Here's some obvious but nonetheless cheering news from Southern California: Raising children in a place that's not awash with foul smog, it seems, is actually good for their long-term health.
That's according to researchers at the University of Southern California who spent 20 years following school kids in the L.A. Basin. They say children they monitored from 2007 to 2011—specifically those aged 11 to 15—have much better lung development than a similarly aged group did in the 1990s. And this physiological improvement corresponded with a period of better air quality, they write in the New England Journal of Medicine.
These are some of the ways in which millennial kids are breathing easier than their '90s-era counterparts, according to the research:
• Their lungs grew 10 percent faster. This quickened development correlates with diminished levels of small particulate matter and nitrogen dioxide (40 percent lower than levels in the '90s).

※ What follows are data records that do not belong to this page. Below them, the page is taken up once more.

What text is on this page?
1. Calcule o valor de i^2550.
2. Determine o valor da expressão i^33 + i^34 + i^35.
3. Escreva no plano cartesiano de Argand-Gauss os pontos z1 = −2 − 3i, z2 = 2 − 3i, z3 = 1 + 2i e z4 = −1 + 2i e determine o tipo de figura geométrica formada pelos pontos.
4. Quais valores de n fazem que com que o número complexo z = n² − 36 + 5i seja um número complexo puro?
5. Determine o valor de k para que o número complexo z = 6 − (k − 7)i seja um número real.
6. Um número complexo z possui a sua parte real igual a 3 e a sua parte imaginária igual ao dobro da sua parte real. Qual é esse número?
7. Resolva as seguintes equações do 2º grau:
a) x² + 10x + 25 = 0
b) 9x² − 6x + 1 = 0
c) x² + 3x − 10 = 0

• Eight percent of study subjects showed impaired lung function in the mid-90s and 6 percent did a few years later. That number dropped to under 4 percent for mid-2000s kids, suggesting a gradual improvement in public health.
• Race, education level, and even exposure to tobacco smoke didn't get in the way of their better respiratory health. "These [improvements] were observed in boys and girls, Hispanic white and non-Hispanic white children, and children with asthma and children without asthma, which suggests that all children have the potential to benefit from improvements in air quality," states the study.

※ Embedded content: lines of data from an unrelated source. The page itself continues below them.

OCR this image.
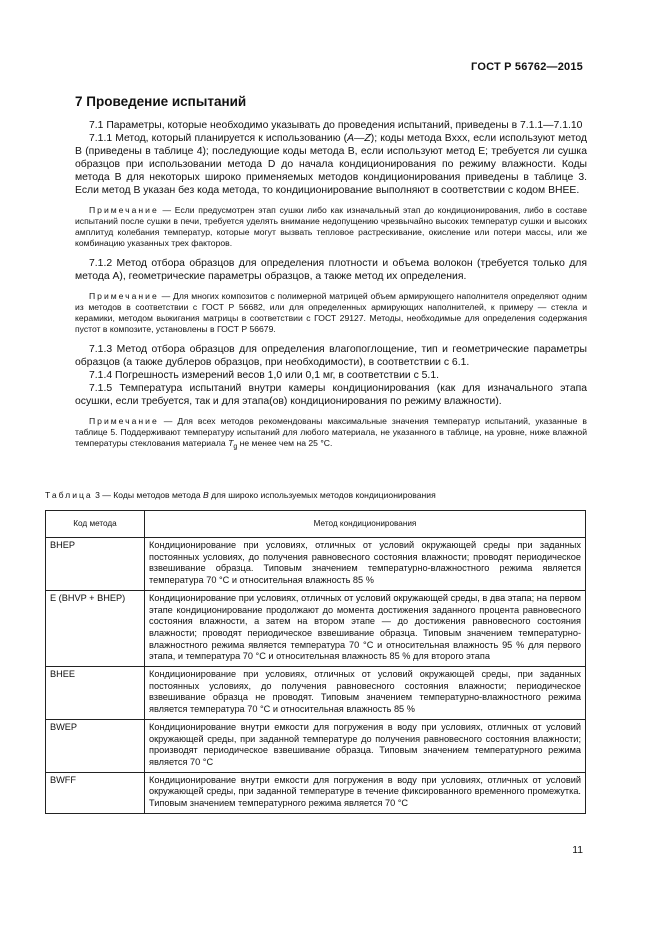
ГОСТ Р 56762—2015
7 Проведение испытаний

7.1 Параметры, которые необходимо указывать до проведения испытаний, приведены в 7.1.1—7.1.10

7.1.1 Метод, который планируется к использованию (A—Z); коды метода Bxxx, если используют метод B (приведены в таблице 4); последующие коды метода B, если используют метод E; требуется ли сушка образцов при использовании метода D до начала кондиционирования по режиму влажности. Коды метода B для некоторых широко применяемых методов кондиционирования приведены в таблице 3. Если метод B указан без кода метода, то кондиционирование выполняют в соответствии с кодом BHEE.

Примечание — Если предусмотрен этап сушки либо как изначальный этап до кондиционирования, либо в составе испытаний после сушки в печи, требуется уделять внимание недопущению чрезвычайно высоких температур сушки и высоких амплитуд колебания температур, которые могут вызвать тепловое растрескивание, окисление или потери массы, или же комбинацию указанных трех факторов.

7.1.2 Метод отбора образцов для определения плотности и объема волокон (требуется только для метода A), геометрические параметры образцов, а также метод их определения.

Примечание — Для многих композитов с полимерной матрицей объем армирующего наполнителя определяют одним из методов в соответствии с ГОСТ Р 56682, или для определенных армирующих наполнителей, к примеру — стекла и керамики, методом выжигания матрицы в соответствии с ГОСТ 29127. Методы, необходимые для определения содержания пустот в композите, установлены в ГОСТ Р 56679.

7.1.3 Метод отбора образцов для определения влагопоглощение, тип и геометрические параметры образцов (а также дублеров образцов, при необходимости), в соответствии с 6.1.

7.1.4 Погрешность измерений весов 1,0 или 0,1 мг, в соответствии с 5.1.

7.1.5 Температура испытаний внутри камеры кондиционирования (как для изначального этапа осушки, если требуется, так и для этапа(ов) кондиционирования по режиму влажности).

Примечание — Для всех методов рекомендованы максимальные значения температур испытаний, указанные в таблице 5. Поддерживают температуру испытаний для любого материала, не указанного в таблице, на уровне, ниже влажной температуры стеклования материала $T_g$ не менее чем на 25 °С.

Таблица 3 — Коды методов метода B для широко используемых методов кондиционирования
Код метода	Метод кондиционирования
BHEP	Кондиционирование при условиях, отличных от условий окружающей среды при заданных постоянных условиях, до получения равновесного состояния влажности; проводят периодическое взвешивание образца. Типовым значением температурно-влажностного режима является температура 70 °С и относительная влажность 85 %
E (BHVP + BHEP)	Кондиционирование при условиях, отличных от условий окружающей среды, в два этапа; на первом этапе кондиционирование продолжают до момента достижения заданного процента равновесного состояния влажности, а затем на втором этапе — до достижения равновесного состояния влажности; проводят периодическое взвешивание образца. Типовым значением температурно-влажностного режима является температура 70 °С и относительная влажность 95 % для первого этапа, и температура 70 °С и относительная влажность 85 % для второго этапа
BHEE	Кондиционирование при условиях, отличных от условий окружающей среды, при заданных постоянных условиях, до получения равновесного состояния влажности; периодическое взвешивание образца не проводят. Типовым значением температурно-влажностного режима является температура 70 °С и относительная влажность 85 %
BWEP	Кондиционирование внутри емкости для погружения в воду при условиях, отличных от условий окружающей среды, при заданной температуре до получения равновесного состояния влажности; производят периодическое взвешивание образца. Типовым значением температурного режима является 70 °С
BWFF	Кондиционирование внутри емкости для погружения в воду при условиях, отличных от условий окружающей среды, при заданной температуре в течение фиксированного временного промежутка. Типовым значением температурного режима является 70 °С
11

Despite this heartening bulletin, now is not the time to declare victory over SoCal's floating toxic soup. The lower levels of pollution from 2007 to 2011 were partly due to decreased economic activity during the Great Recession, say the researchers. And with activity on the roads and at the region's gargantuan ports expected to increase in coming years, there could be another surge in toxic emissions.
And that would be a kick in the diaphragm for people who came of age in the '90s, whose lungs might be permanently impaired. Says lead author W. James Gauderman in a press release:
"Reduced lung function in adulthood has been strongly associated with increased risks of respiratory disease, cardiovascular disease, and premature death," said Gauderman. "Improved air quality over the past 20 years has helped reduce the gap in lung health for kids inside, versus outside, the L.A. basin."
The growing years are critical for lung development. The researchers are monitoring lung function in a group of adults who participated in the study as adolescents. So far they have not found evidence of a rebound after the teenage years.
"Their lungs may have lost the opportunity to grow any more," Gauderman suggested.